L’emergenza virus piomba sul voto Usa, Trump nel mirino

Il senatore Bernie Sanders parla ai suoi sostenitori durante un comizio per le primarie democratiche al caucus di Des Moines, Iowa. USA.
Il senatore Bernie Sanders parla ai suoi sostenitori durante un comizio per le primarie democratiche al caucus di Des Moines, Iowa. USA. (ANSA- EPA/CRAIG LASSIG)

WASHINGTON. – L’emergenza coronavirus piomba sulla campagna elettorale americana, trasformandosi in terreno di scontro tra Donald Trump e i candidati democratici alla presidenza. L’accusa al presidente è di voler minimizzare a tutti i costi il pericolo per calcolo politico, mentre i suoi sostenitori gridano al complotto per screditare il tycoon e compromettere le sue chance di rielezione.
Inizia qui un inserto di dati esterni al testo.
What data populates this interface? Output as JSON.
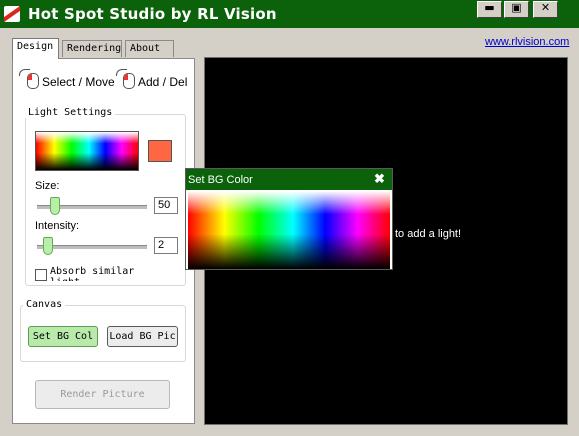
{
  "window": {
    "title": "Hot Spot Studio by RL Vision",
    "minimize_label": "▬",
    "maximize_label": "▣",
    "close_label": "✕"
  },
  "tabs": [
    {
      "label": "Design"
    },
    {
      "label": "Rendering"
    },
    {
      "label": "About"
    }
  ],
  "header_link": "www.rlvision.com",
  "modes": {
    "select_move": "Select / Move",
    "add_del": "Add / Del"
  },
  "light_settings": {
    "title": "Light Settings",
    "color": "#ff6644",
    "size_label": "Size:",
    "size_value": "50",
    "size_level": 0.12,
    "intensity_label": "Intensity:",
    "intensity_value": "2",
    "intensity_level": 0.05,
    "absorb_label": "Absorb similar light",
    "absorb_checked": false
  },
  "canvas_group": {
    "title": "Canvas",
    "set_bg_label": "Set BG Col",
    "load_bg_label": "Load BG Pic"
  },
  "render_button": "Render Picture",
  "canvas": {
    "hint": "to add a light!",
    "background": "#000000"
  },
  "popup": {
    "title": "Set BG Color",
    "close_label": "✖"
  },
  "icons": [
    "app-logo-icon",
    "mouse-icon",
    "close-icon"
  ],
  "colors": {
    "titlebar": "#0b620b",
    "accent_button": "#b8ebab"
  }
}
Il coronavirus può diventare “la Chernobyl di Xi ma anche la Katrina di Trump”, è la voce che riecheggia in queste ore tra le mura della Casa Bianca. Se infatti il presidente americano va in tv per rassicurare gli americani, dentro lo Studio Ovale non nasconderebbe il timore per una situazione che potrebbe improvvisamente aggravarsi anche negli Stati Uniti, con contraccolpi inimmaginabili sulle sue speranze di vittoria elettorale. E non è solo una questione di immagine: il tycoon sa bene che l’impatto che l’emergenza sanitaria sta avendo sui mercati potrebbe presto riverberarsi sull’andamento dell’economia, vero punto di forza della campagna del presidente.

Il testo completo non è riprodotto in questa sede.